Montreal blacksmith forged axes for Notre-Dame Cathedral restoration

"That fire in Notre-Dame put a light on us," says Mathieu Collette, a Montreal blacksmith who forged 60 axes for the Notre-Dame Cathedral restoration in Paris. Johanie Bouffard reports.

The Notre-Dame Cathedral in Paris is reopening after the devastating 2019 fire and a Montreal blacksmith made some of the axes featured in the historic church.

 After spending years in Europe as an apprentice to learn blacksmithing, Mathieu Collette returned to Quebec with the idea of founding Les Forges de Montréal, with the help of his father, Pierre Collette.

Mathieu wanted to pass on his vanishing trade by creating a blacksmithing school and a place to preserve intangible heritage.

They completely restored and refurbished the old Riverside pumping station, and in 2000, the organization was founded.

“And that’s an issue that we will have worldwide. If we don’t pass on that knowledge and we don’t preserve it, we’re going to lose the techniques capable to restore and rebuild the type of building,” said Collette.

The 2019 fire damaged the Cathedral’s roof, walls, and spire. French officials chose to restore it to its original 800-year-old design. Mathieu forged 60 axes, allowing modern craftsmen to recreate the 13th-century wood marks.

“We know the techniques. We know what looked like the tools in that region in that time. We know what type of wood it is. But if you don’t have the blacksmith capable to do that type of tools, the carpenter won’t have the tools to make properly the right mark to put back the carpentry in place,” said Collette.
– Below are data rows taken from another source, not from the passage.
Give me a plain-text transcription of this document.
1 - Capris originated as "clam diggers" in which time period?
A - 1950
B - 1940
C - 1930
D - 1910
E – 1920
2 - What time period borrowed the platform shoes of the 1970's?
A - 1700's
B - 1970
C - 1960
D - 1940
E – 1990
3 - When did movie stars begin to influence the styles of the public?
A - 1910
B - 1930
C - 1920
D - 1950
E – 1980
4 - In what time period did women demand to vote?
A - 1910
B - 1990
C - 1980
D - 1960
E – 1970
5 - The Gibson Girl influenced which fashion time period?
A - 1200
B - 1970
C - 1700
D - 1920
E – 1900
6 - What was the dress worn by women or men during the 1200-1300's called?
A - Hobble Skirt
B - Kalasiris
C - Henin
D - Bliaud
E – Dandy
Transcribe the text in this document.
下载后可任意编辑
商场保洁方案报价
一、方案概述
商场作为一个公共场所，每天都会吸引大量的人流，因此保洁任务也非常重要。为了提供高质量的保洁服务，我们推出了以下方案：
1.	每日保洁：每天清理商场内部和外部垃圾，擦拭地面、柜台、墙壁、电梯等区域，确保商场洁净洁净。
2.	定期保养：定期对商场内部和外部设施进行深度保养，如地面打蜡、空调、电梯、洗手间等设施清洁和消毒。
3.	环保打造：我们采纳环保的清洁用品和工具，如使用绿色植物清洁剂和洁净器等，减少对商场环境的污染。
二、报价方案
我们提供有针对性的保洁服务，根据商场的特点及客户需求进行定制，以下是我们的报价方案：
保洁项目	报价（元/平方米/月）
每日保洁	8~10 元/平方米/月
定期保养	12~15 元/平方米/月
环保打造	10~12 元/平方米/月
Les Forges de Montréal is one of the few schools in the world specializing in traditional edged tool blacksmithing. To date, 26 blacksmiths have been trained there and are now carrying on the craft, offering a sense of relief to the man entrusted with an important responsibility, which is often heavy on his shoulders.

“We blacksmiths work in the shadow since centuries, making our tools, tongs, hammers, to make tool for other trades.  And the other trades use our tools to make architecture buildings and everything. That fire in Notre-Dame put a light on us. Otherwise not many people would know that blacksmiths make tools for the history of humankind,” said Collette.